In response to residents’ concerns, Accomack County passed new zoning rules last year that include limiting the number of new poultry houses per parcel to 12. Opponents argue that “parcel” is not clearly defined. Later that same year, for example, a grower skirted that limit by proposing 24 houses on two adjacent parcels, creating a sprawling poultry campus that’s still under construction.

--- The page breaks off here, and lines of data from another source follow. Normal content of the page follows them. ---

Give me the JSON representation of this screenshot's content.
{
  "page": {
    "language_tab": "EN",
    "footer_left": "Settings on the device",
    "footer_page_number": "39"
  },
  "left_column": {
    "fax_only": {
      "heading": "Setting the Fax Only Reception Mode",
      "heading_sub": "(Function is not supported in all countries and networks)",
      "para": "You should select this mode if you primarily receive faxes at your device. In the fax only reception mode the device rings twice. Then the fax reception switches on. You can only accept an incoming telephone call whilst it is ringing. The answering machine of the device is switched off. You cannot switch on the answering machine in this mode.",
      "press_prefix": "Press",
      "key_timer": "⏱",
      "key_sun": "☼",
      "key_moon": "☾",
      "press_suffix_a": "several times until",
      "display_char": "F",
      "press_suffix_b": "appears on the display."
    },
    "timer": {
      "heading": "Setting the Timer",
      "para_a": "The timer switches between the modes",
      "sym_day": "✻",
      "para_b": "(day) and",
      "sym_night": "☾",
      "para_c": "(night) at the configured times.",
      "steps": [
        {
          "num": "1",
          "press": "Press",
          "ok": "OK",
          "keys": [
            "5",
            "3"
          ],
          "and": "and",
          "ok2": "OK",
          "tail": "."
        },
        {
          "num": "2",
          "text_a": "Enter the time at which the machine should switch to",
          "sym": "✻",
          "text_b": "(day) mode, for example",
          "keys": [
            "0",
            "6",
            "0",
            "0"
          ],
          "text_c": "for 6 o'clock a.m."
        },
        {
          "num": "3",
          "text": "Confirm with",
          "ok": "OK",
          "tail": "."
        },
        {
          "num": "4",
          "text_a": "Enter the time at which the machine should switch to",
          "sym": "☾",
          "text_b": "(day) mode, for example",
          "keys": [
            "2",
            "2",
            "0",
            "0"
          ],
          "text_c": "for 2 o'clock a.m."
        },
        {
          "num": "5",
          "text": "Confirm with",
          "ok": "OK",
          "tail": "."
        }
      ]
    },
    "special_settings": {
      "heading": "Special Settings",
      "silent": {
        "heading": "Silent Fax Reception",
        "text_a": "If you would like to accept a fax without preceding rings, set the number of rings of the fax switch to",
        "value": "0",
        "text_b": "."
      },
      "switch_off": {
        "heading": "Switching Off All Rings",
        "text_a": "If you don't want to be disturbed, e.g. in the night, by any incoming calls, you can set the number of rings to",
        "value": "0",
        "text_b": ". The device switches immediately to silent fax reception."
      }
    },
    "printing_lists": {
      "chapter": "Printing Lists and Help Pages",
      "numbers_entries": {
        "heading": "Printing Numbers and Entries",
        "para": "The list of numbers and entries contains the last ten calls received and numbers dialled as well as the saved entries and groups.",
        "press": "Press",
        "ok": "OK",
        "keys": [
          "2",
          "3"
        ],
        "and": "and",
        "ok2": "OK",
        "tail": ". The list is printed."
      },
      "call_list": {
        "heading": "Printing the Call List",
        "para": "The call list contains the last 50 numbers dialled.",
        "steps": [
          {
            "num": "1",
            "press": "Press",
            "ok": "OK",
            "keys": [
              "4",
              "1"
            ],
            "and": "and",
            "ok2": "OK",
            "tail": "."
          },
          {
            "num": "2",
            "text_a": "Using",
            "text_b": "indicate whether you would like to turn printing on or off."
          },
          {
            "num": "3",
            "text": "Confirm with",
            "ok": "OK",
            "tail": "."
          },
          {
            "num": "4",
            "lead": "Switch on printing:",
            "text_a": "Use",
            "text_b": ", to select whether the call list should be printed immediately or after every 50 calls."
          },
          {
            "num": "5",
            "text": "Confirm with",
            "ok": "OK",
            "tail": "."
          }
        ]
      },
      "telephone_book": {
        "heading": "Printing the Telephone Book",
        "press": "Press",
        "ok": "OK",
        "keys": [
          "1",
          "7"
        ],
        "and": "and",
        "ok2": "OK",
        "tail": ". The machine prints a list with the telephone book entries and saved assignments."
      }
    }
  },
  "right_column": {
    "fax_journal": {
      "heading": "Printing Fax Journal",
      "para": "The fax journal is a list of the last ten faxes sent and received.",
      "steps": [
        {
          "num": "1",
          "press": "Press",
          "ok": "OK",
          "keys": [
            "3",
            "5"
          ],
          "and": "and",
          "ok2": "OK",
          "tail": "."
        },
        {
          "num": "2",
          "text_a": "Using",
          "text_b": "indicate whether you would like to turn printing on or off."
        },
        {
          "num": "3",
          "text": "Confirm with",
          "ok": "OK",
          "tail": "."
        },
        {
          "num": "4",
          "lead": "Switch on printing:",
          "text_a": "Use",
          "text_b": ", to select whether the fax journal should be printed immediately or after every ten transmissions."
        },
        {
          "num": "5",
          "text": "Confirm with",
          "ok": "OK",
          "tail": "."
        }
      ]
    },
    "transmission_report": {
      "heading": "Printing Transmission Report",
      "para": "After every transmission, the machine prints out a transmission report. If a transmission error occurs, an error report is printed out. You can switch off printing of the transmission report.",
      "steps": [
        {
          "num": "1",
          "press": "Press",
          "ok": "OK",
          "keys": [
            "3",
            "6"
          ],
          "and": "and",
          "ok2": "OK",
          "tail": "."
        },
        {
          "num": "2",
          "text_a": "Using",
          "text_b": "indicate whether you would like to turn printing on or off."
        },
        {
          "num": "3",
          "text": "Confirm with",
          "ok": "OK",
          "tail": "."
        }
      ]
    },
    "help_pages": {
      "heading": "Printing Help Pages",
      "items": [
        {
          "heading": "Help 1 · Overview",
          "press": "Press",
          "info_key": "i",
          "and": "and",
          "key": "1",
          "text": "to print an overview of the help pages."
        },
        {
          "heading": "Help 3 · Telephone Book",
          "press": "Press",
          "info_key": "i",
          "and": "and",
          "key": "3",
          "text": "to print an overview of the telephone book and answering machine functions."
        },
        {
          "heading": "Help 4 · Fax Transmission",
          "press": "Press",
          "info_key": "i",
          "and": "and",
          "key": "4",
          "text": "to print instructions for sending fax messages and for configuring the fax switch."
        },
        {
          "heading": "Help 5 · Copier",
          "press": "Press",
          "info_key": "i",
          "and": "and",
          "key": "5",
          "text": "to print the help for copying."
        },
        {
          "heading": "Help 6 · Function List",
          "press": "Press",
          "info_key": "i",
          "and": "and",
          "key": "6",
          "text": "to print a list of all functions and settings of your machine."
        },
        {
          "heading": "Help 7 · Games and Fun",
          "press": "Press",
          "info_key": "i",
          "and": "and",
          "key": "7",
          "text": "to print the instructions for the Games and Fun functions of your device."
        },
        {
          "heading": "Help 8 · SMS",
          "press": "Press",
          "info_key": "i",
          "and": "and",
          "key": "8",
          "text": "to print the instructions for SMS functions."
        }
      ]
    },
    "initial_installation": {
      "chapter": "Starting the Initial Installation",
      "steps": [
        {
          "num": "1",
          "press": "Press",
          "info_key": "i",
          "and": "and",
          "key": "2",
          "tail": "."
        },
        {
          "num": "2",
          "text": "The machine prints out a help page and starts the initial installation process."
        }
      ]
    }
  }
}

Heather Lusk, marketing director for HM Terry Co., which grows oysters and clams south of that facility on the Shore’s seaside, said she’s concerned that a proliferation of poultry houses could impact aquaculture businesses downstream. Willis Wharf, where her family’s business is based, is also home to hatcheries that fuel the rest of Virginia’s burgeoning aquaculture industry.
“We’ve been growing clams and oysters side by side with traditional farmers for a long time now and have been able to work together,” Lusk said. “But anytime there’s a situation where water quality can be affected, our ears perk up and we like to pay attention.”
In September, Tyson pleaded guilty to violations of the Clean Water Act after a spill at one of its processing facilities in Missouri caused a massive fish kill. As part of the plea agreement, Tyson is hiring a third-party auditor to examine all company poultry facilities and assess their compliance with the Clean Water Act — a change Ford hopes could eventually lead to changes at the Temperanceville facility.
Meanwhile, he is working toward the formation of a state legislative committee to study the meat industry’s rapid growth and its impact on both people and the environment.
“The legislative approach to this industry has really gotten away from protecting citizens,” Ford said. “The obligation should be on businesses to demonstrate that they will not pollute, not for us to catch them.”
Kellam, the water control board member, said she’d like to have more information about the chicken industry’s environmental footprint at her fingertips by 2020, when the board is scheduled to revisit the rules for general discharge permits, which cover many poultry facilities.
“What information is needed to make a rational and science-based determination as to whether (a waterway) will get degraded from what we’re doing?” Kellam asked. “I’m not an expert, but I do get recommendations from experts, and I’m not really hearing any good answers on that end either.”